春秋左傳事類始末晋、衛と講和する(晉及衞成)
朝見を怠り鄭を攻めた衛成公を晋襄公が討ち戚を取ったことに始まり、陳の仲裁による孔達の処遇、郤缺が趙宣子に徳による盟主のあり方を説いた諫言を経て、晋が衛の地を回復するまでの8年間。
文公元年
- 晋文公の晩年、諸侯は晋に朝見していたが、衛の成公だけは朝見せず、孔達に鄭を攻めさせた。晋襄公は喪明けの後、諸侯に告げて衛を討った。先且居は「過ちに倣うのは禍のもと」として、君は天子に朝見し、臣は軍を率いると進言した。晋侯は温で天子に朝見し、先且居・胥臣は衛を攻めて戚を包囲し、これを取った。
- 衛人が陳に助けを求めると、陳の共公は「もう一度討伐すればよい、私が取りなそう」と述べた。衛の孔達は軍を率いて晋を攻めたが、君子はこれを、隣国と諮らず国境を越えて事を起こす古き非礼のふるまいだと評した。
文公二年
- 穆伯は諸侯および晋の士縠と垂隴で会盟し、衛を討った。陳侯が晋に衛のための和議を求め、晋は孔達を捕らえることで事を収めた。
文公四年
- 春、晋人は孔達を衛に送り返した。孔達が衛の良臣であったため、罪を免じたのである。
文公七年
- 晋の郤缺は趙宣子に、「かつて衛が服さなかったのでその地を奪ったが、今はすでに服している。背いた者を討たねば威を示せず、服した者を懐柔せねば恩を示せない。
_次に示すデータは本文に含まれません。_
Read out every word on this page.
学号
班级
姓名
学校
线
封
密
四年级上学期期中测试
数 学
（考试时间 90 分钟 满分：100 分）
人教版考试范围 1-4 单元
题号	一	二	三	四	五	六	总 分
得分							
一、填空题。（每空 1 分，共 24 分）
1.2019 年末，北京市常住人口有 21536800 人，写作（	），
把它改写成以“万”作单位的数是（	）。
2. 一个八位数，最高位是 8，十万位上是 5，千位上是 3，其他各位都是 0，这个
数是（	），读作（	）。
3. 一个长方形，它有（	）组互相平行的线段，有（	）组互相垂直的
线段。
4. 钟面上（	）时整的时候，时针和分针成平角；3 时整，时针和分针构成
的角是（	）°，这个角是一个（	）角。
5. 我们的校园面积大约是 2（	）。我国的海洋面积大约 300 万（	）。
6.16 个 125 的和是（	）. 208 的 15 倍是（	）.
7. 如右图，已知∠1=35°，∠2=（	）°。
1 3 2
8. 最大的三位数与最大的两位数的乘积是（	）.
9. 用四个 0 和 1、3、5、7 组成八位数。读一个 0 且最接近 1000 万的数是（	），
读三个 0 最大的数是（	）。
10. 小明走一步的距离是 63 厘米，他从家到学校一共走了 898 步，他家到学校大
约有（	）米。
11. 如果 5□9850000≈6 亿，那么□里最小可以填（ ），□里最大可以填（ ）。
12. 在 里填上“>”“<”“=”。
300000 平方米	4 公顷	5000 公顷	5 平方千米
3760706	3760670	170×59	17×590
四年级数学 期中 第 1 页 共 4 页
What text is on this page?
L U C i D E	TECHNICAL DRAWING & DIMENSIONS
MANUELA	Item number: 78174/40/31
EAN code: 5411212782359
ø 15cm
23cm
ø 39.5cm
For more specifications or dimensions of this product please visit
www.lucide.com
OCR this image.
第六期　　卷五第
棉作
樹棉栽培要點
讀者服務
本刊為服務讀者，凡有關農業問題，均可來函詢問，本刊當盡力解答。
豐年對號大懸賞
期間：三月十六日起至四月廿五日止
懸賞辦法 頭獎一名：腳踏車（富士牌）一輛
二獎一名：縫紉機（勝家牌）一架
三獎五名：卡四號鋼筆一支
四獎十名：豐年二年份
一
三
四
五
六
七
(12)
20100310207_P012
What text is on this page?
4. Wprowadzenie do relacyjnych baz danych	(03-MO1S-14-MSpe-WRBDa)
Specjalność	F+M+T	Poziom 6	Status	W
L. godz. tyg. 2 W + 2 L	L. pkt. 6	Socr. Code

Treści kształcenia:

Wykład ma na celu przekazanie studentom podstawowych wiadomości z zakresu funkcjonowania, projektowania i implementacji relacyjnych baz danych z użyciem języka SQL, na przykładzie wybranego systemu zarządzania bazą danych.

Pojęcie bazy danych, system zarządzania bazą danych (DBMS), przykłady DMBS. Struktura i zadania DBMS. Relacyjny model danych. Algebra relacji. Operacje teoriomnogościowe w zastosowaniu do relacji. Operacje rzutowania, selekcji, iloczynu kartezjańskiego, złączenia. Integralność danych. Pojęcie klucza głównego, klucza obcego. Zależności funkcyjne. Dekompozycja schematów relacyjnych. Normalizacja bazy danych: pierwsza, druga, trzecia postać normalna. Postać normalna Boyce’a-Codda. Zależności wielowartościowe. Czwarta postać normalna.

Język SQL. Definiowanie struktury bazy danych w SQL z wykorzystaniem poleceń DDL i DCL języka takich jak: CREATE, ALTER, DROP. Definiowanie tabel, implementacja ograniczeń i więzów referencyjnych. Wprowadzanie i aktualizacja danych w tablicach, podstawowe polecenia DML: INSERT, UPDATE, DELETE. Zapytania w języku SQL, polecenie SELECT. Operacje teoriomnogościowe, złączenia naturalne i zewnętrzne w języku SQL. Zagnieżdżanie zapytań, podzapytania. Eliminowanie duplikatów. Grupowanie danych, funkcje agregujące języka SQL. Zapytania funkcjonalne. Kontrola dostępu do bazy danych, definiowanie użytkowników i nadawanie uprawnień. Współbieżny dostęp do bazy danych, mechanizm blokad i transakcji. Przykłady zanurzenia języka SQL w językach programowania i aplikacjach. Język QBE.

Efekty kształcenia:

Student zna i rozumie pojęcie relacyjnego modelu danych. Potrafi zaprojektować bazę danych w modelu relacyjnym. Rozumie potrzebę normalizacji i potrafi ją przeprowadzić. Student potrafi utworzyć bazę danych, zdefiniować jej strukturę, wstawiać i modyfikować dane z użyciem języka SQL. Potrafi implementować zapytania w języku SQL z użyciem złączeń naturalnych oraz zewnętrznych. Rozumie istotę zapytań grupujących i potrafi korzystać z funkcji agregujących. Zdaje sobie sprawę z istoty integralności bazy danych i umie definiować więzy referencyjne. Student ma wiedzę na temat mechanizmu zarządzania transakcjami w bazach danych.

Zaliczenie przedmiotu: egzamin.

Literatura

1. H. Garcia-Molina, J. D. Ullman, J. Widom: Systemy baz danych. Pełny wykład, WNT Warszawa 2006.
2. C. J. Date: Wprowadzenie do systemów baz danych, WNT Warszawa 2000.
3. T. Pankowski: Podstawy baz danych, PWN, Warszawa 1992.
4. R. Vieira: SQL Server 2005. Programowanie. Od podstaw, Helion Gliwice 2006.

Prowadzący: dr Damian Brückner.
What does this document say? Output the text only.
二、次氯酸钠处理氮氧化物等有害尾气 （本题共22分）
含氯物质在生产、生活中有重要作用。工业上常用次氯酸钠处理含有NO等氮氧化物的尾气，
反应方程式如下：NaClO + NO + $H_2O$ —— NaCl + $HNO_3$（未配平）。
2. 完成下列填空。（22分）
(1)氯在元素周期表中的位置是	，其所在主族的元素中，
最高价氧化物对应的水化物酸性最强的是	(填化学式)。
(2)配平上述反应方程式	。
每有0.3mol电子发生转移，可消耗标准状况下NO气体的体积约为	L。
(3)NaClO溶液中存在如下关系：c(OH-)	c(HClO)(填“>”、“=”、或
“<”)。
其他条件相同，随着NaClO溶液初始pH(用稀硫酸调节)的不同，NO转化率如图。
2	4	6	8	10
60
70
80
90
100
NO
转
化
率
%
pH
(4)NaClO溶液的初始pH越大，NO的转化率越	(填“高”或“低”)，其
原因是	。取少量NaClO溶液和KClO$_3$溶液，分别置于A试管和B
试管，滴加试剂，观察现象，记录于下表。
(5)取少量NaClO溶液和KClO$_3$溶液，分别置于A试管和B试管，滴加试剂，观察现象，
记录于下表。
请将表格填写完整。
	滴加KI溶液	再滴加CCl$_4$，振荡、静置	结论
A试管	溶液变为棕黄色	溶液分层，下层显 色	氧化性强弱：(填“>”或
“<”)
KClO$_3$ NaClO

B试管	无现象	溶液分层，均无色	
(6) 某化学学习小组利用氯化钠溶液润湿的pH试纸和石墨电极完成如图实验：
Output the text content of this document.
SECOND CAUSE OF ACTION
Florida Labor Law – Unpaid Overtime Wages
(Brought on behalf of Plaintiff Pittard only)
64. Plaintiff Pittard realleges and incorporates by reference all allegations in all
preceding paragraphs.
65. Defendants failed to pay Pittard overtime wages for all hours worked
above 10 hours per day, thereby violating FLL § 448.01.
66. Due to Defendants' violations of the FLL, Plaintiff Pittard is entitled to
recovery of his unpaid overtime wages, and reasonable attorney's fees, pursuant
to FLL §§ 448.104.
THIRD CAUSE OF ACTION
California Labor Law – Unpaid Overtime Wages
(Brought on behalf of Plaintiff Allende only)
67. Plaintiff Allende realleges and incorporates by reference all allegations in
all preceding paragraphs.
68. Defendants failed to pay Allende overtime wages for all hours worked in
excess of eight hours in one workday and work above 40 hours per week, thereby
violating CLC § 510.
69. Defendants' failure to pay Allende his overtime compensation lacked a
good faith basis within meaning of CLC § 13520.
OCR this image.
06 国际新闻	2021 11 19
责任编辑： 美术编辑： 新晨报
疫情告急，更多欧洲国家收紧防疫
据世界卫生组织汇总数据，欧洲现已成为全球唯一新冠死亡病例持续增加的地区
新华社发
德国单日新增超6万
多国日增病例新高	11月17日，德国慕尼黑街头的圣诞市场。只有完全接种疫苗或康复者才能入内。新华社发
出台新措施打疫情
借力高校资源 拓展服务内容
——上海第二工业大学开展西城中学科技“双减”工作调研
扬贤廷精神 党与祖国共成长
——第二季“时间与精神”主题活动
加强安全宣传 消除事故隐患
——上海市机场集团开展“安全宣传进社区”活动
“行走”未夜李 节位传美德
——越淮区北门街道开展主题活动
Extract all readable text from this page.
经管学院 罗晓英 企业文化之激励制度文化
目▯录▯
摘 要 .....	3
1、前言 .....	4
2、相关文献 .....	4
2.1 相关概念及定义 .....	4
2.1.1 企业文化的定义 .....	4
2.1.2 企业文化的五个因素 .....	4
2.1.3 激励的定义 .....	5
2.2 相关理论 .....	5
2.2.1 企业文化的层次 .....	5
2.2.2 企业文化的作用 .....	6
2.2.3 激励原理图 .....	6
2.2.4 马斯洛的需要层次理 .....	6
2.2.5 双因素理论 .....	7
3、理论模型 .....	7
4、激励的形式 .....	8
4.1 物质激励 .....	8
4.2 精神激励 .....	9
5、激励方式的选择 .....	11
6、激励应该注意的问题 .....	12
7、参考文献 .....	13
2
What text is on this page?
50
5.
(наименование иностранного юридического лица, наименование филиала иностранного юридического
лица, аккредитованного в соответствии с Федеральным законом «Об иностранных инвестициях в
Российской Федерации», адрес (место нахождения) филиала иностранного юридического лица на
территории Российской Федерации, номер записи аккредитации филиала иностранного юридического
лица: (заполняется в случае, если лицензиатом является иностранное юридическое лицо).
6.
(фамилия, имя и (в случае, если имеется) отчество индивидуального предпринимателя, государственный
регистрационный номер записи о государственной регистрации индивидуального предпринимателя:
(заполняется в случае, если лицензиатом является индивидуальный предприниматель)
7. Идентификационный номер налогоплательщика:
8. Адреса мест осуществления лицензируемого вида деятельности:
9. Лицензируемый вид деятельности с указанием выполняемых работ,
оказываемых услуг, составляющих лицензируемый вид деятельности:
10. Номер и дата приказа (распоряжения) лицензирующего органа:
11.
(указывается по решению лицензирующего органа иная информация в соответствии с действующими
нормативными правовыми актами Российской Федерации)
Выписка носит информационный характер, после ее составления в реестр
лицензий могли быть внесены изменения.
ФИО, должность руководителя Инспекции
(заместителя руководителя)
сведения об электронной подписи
威も恩もなければ徳を示せず、徳がなければ盟主たりえない。あなたは正卿として諸侯を主宰していながら徳を務めなければどうするのか」と説いた。『夏書』を引き、「善をもって戒め、威をもって導き、九歌をもって勧め、徳業を壊さぬようにする」との句を挙げ、水火金木土穀の六府と、正徳・利用・厚生の三事を合わせて九功と呼び、道理にかなった実践を徳と呼ぶこと、礼がなければ人心は悦服せず、それが離反の原因になることを説いた。「あなたの徳が歌うに値しないなら、誰が帰服するだろうか。服する者に歌わせるべきだ」と勧め、趙宣子はこれを喜んで受け入れた。
文公八年
- 晋侯は解揚を遣わし、匡・戚の田を衛に返し、あわせて公壻池の封地も申から虎牢の境に至るまで回復させた。